Rubio received 23 percent of the Iowa caucus votes, coming in closer than expected to Trump, at 24 percent or Cruz at 28 percent. Scott said he decided to endorse Rubio after a series of town hall meetings with candidates in South Carolina, in advance of the state's primary this month.
"I am putting my confidence and my trust in Marco Rubio, because I believe that he takes us to that better future," Scott said in a video posted Tuesday morning. "Marco Rubio understands that here in America, it's not about where you start, it's about where you are going. We have one shot in 2016 to beat Hillary Clinton and that shot is Marco Rubio, and with him as our candidate: we win."
Scott is following up on his support by urging colleagues to join him.
"I've had some conversations. I hope that they're fruitful," he said. One of his targets could be Republican Sen. Mike Rounds of South Dakota, whose pick for the GOP nomination, former Arkansas Gov. Mike Huckabee, suspended his 2016 presidential bid Monday after failing to gain traction in Iowa.
Rounds was noncommittal Tuesday. "I want to visit with Mike [Huckabee] first, have a chance to visit with him and see what his thoughts are long-term and then go from there," he said.
In the House, Duncan joined the ranks of Cruz supporters Tuesday, saying in a statement, "I didn't run for Congress to make friends, I ran to fight to restore the America that we love. Sometimes in these fights I've been in the majority, other times I’ve been in the minority, and often I'm one of a few. But I've never been alone, and that is because Ted Cruz has been in the middle of nearly all of those fights with me."

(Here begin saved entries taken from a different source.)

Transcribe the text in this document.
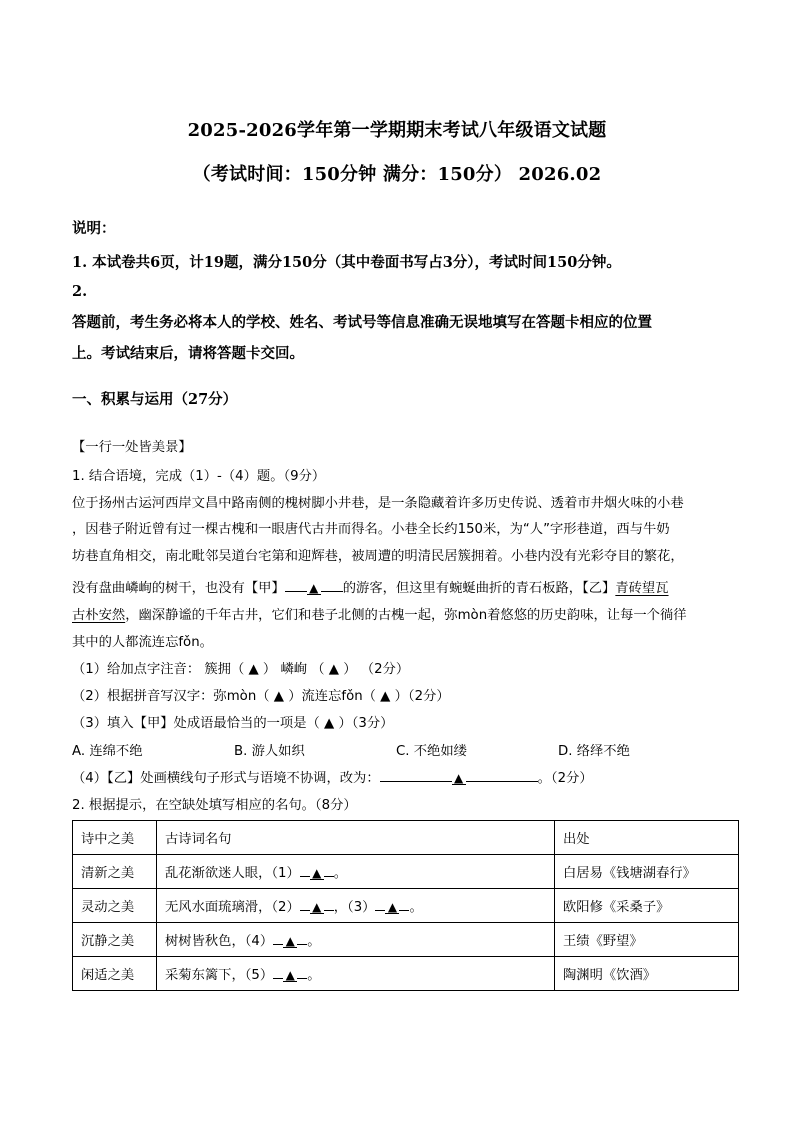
2025-2026学年第一学期期末考试八年级语文试题
（考试时间：150分钟 满分：150分） 2026.02
说明：
1. 本试卷共6页，计19题，满分150分（其中卷面书写占3分），考试时间150分钟。
2.
答题前，考生务必将本人的学校、姓名、考试号等信息准确无误地填写在答题卡相应的位置
上。考试结束后，请将答题卡交回。
一、积累与运用（27分）
【一行一处皆美景】
1. 结合语境，完成（1）-（4）题。（9分）
位于扬州古运河西岸文昌中路南侧的槐树脚小井巷，是一条隐藏着许多历史传说、透着市井烟火味的小巷
，因巷子附近曾有过一棵古槐和一眼唐代古井而得名。小巷全长约150米，为“人”字形巷道，西与牛奶
坊巷直角相交，南北毗邻吴道台宅第和迎辉巷，被周遭的明清民居簇拥着。小巷内没有光彩夺目的繁花，
没有盘曲嶙峋的树干，也没有【甲】 ▲ 的游客，但这里有蜿蜒曲折的青石板路，【乙】青砖望瓦
古朴安然，幽深静谧的千年古井，它们和巷子北侧的古槐一起，弥mòn着悠悠的历史韵味，让每一个徜徉
其中的人都流连忘fǒn。
（1）给加点字注音： 簇拥（ ▲ ） 嶙峋 （ ▲ ） （2分）
（2）根据拼音写汉字：弥mòn（ ▲ ）流连忘fǒn（ ▲ ）（2分）
（3）填入【甲】处成语最恰当的一项是（ ▲ ）（3分）
A. 连绵不绝	B. 游人如织	C. 不绝如缕	D. 络绎不绝
（4）【乙】处画横线句子形式与语境不协调，改为：	▲	。（2分）
2. 根据提示，在空缺处填写相应的名句。（8分）
诗中之美	古诗词名句	出处
清新之美	乱花渐欲迷人眼，（1） ▲ 。	白居易《钱塘湖春行》
灵动之美	无风水面琉璃滑，（2） ▲ ，（3） ▲ 。	欧阳修《采桑子》
沉静之美	树树皆秋色，（4） ▲ 。	王绩《野望》
闲适之美	采菊东篱下，（5） ▲ 。	陶渊明《饮酒》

Rubio supporter Sen. Jim Risch of Idaho said he thought the Senate's turn toward Rubio began before the results in Iowa became clear.
"I think there's movement in that regard, but it was happening even before last night," Risch told Roll Call. "It's starting."
Risch was among the lawmakers appearing at caucus sites in Iowa on behalf of candidates, as was Inhofe.
Republican Sens. Steve Daines of Montana and Cory Gardner of Colorado also made swings through Iowa for Rubio on Monday, a day when the Senate did not hold roll call votes.
One senator who does not intend to pick another horse is 2008 GOP nominee John McCain of Arizona, who has been on the campaign sidelines since his friend Sen. Lindsey Graham of South Carolina dropped out. Asked about the Iowa Republicans supporting Cruz, McCain pointed to his own poor electoral history in the Hawkeye State.
"I respect the verdict of the people, the caucus-goers in Iowa," McCain said. "I never had a close relationship with them."
Graham quickly backed former Florida Gov. Jeb Bush, for whom he has campaigned in New Hampshire.
Thune of South Dakota has not picked a candidate, having previously cited his leadership role within the party in the Senate and more than one of his members in the field. (Sen. Rand Paul, R-Ky., joins Cruz and Rubio in the presidential field.).
But he speculated that there may be more consolidation around a single candidate after the New Hampshire and South Carolina primaries, though he did note that he believed Rubio had a good night on Monday.
Along with a still-crowded field of candidates, Thune suggested lawmakers have also realized that their endorsements may not be helpful in the current climate, which has rewarded political outsiders.
"There are naturally, I think, endorsements that are coming from members of Congress," Thune said, "but I think most people are recognizing that endorsements from members of Congress have limited value in this environment."
A senior Rubio aide told Roll Call that Scott would travel to New Hampshire Friday to stump for Rubio, along with Rep. Trey Gowdy, a fellow South Carolinian. House Oversight and Government Reform Chairman Jason Chaffetz, R-Utah, is expected that this weekend's GOP debate in New Hampshire.
Gardner, meanwhile, is heading to South Carolina on Friday.